Sunday 1 September 2013

48 HRS

(Walter Hill, 1982)

The formula established by 48 Hrs., usually referred to as the "buddy cop" movie, would go on to become one of the most popular and successful templates in commercial cinema in the 1980s. But viewed today, 48 Hrs. stands out from most of the films it influenced.
That's because Walter Hill, at that point, was in the middle of an incredible run of genre films, beginning with Hard Times in 1975 and continuing through The Driver, The Warriors, Southern Comfort and, in 1981, The Long Riders. Each of those films is the work of a brilliant action craftsman; they are all accessible yet a little arty too, with some abstraction, a witty understanding of genre conventions, and an inventive, exciting, even poetic approach to shooting violence.
48 Hrs. is more obviously commercial, and yet Hill's sensibility elevates it, gives it a grit and a darkness which make it feel more adult than most films of its type.
The plot unites ragged mess of a San Francisco Cop Jack Gates (Nick Nolte) with convict Reggie Hammond (Eddie Murphy) after an escaped convict (James Remar) and his partner (Sonny Landham) kill a couple of detectives.
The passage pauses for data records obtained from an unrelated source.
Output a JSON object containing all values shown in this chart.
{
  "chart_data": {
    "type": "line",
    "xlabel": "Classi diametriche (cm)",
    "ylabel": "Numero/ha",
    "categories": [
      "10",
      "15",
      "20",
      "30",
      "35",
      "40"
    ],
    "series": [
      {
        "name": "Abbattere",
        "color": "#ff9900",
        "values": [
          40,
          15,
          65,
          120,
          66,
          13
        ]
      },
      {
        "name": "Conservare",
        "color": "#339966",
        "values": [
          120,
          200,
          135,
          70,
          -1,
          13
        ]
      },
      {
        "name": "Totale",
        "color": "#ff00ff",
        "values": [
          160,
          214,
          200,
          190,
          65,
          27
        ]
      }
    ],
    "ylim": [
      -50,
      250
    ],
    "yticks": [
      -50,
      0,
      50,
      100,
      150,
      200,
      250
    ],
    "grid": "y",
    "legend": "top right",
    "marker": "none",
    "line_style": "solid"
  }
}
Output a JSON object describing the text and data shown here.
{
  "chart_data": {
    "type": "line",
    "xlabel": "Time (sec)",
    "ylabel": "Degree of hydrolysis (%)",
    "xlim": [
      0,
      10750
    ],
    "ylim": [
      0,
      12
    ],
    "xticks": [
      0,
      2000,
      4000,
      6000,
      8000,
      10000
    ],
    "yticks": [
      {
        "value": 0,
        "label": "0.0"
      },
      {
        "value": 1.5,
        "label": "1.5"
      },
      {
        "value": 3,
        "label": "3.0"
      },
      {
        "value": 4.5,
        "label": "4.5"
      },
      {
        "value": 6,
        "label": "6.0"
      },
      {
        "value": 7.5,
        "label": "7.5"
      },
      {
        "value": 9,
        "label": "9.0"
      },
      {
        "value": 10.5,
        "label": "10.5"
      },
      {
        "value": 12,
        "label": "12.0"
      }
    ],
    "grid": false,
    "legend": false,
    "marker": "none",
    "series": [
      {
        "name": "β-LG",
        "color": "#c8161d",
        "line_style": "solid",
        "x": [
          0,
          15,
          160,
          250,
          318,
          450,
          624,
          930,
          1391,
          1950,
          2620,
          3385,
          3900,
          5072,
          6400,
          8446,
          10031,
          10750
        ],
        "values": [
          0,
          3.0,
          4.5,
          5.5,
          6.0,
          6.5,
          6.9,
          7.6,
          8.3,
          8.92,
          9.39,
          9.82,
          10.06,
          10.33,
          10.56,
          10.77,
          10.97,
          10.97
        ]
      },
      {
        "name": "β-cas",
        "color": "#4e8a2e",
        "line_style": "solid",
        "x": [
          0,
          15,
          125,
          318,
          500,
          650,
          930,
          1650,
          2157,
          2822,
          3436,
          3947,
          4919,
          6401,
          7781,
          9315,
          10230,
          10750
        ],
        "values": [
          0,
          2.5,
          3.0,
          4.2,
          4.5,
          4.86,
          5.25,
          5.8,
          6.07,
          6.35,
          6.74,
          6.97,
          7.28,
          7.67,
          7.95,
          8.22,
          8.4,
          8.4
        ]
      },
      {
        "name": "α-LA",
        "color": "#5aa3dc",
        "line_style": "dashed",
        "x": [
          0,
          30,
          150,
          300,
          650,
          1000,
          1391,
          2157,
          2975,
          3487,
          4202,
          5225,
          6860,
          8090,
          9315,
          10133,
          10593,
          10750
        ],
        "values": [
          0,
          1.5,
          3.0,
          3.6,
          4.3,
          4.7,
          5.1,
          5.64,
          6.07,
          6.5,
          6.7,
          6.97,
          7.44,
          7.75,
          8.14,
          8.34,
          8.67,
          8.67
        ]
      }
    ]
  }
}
Hammond and Gates bicker, brawl and develop a wary, grudging respect for one another against a vivid San Francisco backdrop, while they violently hassle cowboys in a country bar, bully the girlfriends of the criminals they seek, stakeout a long-stay garage and drive Gates' enormous sky blue Cadillac all over the city.
As always Hill exhibits a great eye - some of the compositions and lighting during the final shootout in a misty Chinatown are fabulous - and his action scenes are thunderous and reliably visceral. But the script - co-written by Hill, Larry Gross and action specialists Steven De Souza and Jeb Stuart - is also surprisingly smart and frank. The characters are a mix of utterly archetypal and realistically complex. The villains are cartoonish bad men, set on murder and mayhem, and Nolte's Police Chief yells at him in his every appearance. Women are given short shrift too. The lovely Annette O'Toole plays Gates' girlfriend, and though their relationship is founded on a believable dynamic based on tension over commitment and her resentment about working in a bar, that translates as her mainly arguing with him. While every role of note is filled with a high-quality supporting player, its the leads that have to carry the film, and these two are more than capable. Nolte plays it dead straight, making Jack a shambling mess, all impulse-control issues and gratuitous swearing (some of the racist abuse he tosses at Hammond is shocking). In fact, Jack is a bit of an asshole, which makes his interaction with the annoying Hammond all the more entertaining. Hammond was a prototypical Murphy role - all attitude, fast-chatter and grinning charm, he is ever-likeable and funny too.
That doesn't mean the film is a comedy - though it often throws up laughs in the scenes where Reggie and Jack bicker. Generally it is extremely tough and dark. Gates and Hammond fight hatefully, nobody ever cooperates with the police, violence is always close. But all that just makes its noirish world more convincing and interesting as a venue for this ind of story.